Some may ask what Microsoft is doing about all this. It is a fair question. Today, we are building a component that will be shipped as a standard system component starting with IE 5.0. This component can be used for tokenizing XML. The same component can be used to fully parse the XML and build a tree/graph or simply to pass tokens on to another piece of code that builds its own data structures. The same component supports XSL patterns today for quickly and efficiently finding nodes or collections of nodes within the tree/graph. The same component supports full XSL transforms from the input tree/graph to an output tree/graph. This component is designed to run on the both server and client with high speed and with ship with IE 5.0 simply as a distribution mechanism. Any language ranging from Java to C++ to any scripting language can use this component. We are also working with partners on building a Java version of this component.

Over time we expect to greatly enhance the language used for tree/graph queries and transformations as discussed below. We will be bringing a proposed language (see Submission below) to this conference.
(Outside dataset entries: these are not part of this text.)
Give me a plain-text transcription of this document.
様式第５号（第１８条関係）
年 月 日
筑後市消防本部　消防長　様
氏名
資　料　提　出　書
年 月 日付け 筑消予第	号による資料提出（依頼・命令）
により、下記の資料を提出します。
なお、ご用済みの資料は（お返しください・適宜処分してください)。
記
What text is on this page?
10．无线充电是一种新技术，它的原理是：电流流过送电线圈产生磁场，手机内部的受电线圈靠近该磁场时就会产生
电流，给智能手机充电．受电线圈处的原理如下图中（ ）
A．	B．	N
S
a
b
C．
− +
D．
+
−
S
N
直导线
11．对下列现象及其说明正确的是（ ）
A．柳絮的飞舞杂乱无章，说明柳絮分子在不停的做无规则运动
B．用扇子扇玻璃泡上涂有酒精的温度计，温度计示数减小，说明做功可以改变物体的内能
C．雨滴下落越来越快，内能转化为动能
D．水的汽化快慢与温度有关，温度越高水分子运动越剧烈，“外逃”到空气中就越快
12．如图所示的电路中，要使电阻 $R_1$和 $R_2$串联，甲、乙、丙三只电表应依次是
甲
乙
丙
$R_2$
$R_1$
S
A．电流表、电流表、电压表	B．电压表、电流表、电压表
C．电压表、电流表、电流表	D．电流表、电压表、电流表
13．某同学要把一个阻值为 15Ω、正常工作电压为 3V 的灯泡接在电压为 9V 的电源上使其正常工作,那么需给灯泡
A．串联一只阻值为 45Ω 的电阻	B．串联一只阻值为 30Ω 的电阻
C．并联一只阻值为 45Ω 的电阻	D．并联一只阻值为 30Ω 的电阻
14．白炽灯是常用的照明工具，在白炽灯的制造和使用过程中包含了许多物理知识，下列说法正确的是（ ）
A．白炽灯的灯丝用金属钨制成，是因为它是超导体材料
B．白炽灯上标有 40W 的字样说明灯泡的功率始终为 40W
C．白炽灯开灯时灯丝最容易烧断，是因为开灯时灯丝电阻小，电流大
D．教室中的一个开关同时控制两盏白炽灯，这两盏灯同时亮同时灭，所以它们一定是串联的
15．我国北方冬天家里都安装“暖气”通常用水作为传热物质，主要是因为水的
We also expect to put support for this language directly into our own stores so those requests for complex graphs of information may be made directly against our own stores with high efficiency.

We expect to work with partners and standards bodies to put together a framework for discovery on the web. This framework should enable engines to search for providers of information and goods and services who support specific services, specific schema, and specific parameterized queries or simply the entire general query and transformation language.

What we're not proposing.

In this conference, however, we are not proposing anything to solve the general service discovery problem. Nor are we proposing anything that solves the general problem of Metadata, which we'll simplify into:
1) Common schemas that could be shared for discovering documents or data
2) Figuring out how to ask questions across information providers who do not share common schema

Submission:

We hope to bring to this conference:
1) a proposed canonical model for XML for describing graphs ,
2) a proposed language for querying and transforming XML general enough to handle joins, aggregation, parameterization, general searching within a graph, and general graph construction along with the specifics the describe how to serialize this graph into the desired XML grammar,
3) a description of the underlying data model that this query and transformation language assumes.